Mitch Dielemans

Personal information
- Full name: Mitch Dielemans
- Born: 6 January 1993 (age 33) Geldrop, Netherlands
- Height: 1.86 m (6 ft 1 in)
- Weight: 75 kg (165 lb)

Sport
- Country: Netherlands
- Sport: Archery
- Event: Recurve

Medal record
Men's archery
Representing the Netherlands
European Games
| Bronze medal – third place | 2015 Baku | Team |

= Mitch Dielemans =

Dutch archer (born 1993)

Mitch Dielemans (born 6 January 1993) is a Dutch competitive archer. He won a bronze medal in the men's team recurve at the 2015 European Games, and eventually competed as a member of the Dutch archery squad at the 2016 Summer Olympics. Dielemans currently serves as an intern at the Dutch sport centre Papendal, while pursuing his studies major in commercial economics at the Randstad Topsport Academie in Deventer.

Dielemans rose to prominence in the international archery scene at the 2015 European Games in Baku, Azerbaijan. There, he and his compatriots Sjef van den Berg and London 2012 fourth-place finalist Rick van der Ven launched eleven perfect 10s to beat the Frenchmen for the bronze medal with a steady 3–5 score.

Shortly after the European Games, Dielemans contributed to the Dutch trio's performance by finishing sixth and obtaining a full quota place for Rio 2016 at the World Championships in Copenhagen, Denmark, booking his country's maiden appearance in an Olympic archery competition since Athens 2004.

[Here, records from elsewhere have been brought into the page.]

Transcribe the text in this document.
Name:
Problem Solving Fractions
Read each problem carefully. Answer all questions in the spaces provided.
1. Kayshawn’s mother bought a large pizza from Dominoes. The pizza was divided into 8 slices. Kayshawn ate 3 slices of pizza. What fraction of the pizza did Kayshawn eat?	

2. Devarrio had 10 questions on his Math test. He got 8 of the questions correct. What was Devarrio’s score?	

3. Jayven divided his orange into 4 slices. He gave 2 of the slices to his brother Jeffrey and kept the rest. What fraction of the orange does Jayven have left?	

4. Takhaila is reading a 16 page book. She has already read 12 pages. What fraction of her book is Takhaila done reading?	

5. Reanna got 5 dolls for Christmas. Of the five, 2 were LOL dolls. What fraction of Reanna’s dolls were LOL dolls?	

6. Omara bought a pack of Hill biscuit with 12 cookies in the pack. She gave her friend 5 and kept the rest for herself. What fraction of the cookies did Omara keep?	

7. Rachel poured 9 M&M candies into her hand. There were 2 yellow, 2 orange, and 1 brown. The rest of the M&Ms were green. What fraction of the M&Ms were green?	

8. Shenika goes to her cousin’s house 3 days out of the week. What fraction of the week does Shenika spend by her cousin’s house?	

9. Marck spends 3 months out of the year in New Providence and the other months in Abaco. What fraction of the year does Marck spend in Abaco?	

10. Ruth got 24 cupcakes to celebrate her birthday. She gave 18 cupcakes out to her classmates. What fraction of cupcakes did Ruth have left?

Dielemans was selected to compete for the Dutch squad at the 2016 Summer Olympics in Rio de Janeiro, shooting in both individual and team recurve tournaments. First, Dielemans managed to tally a total of 634 points out of a maximum 720 to obtain a fifty-eighth seed heading to the knockout stage, along with his team's score of 1,981 accumulated from the classification round. In the men's team recurve, Dielemans, alongside his compatriots Van den Berg and Van der Ven, firmly disposed the Spaniards with a 5–1 score in the opening round, before conceding a 2–6 defeat to the eventual champion South Korea during their quarterfinal match. In the men's individual recurve, Dielemans proved more challenging in an attempt to overthrow London 2012 silver medalist Takaharu Furukawa of Japan, succumbing his Olympic debut to an opening-round defeat at 1–7.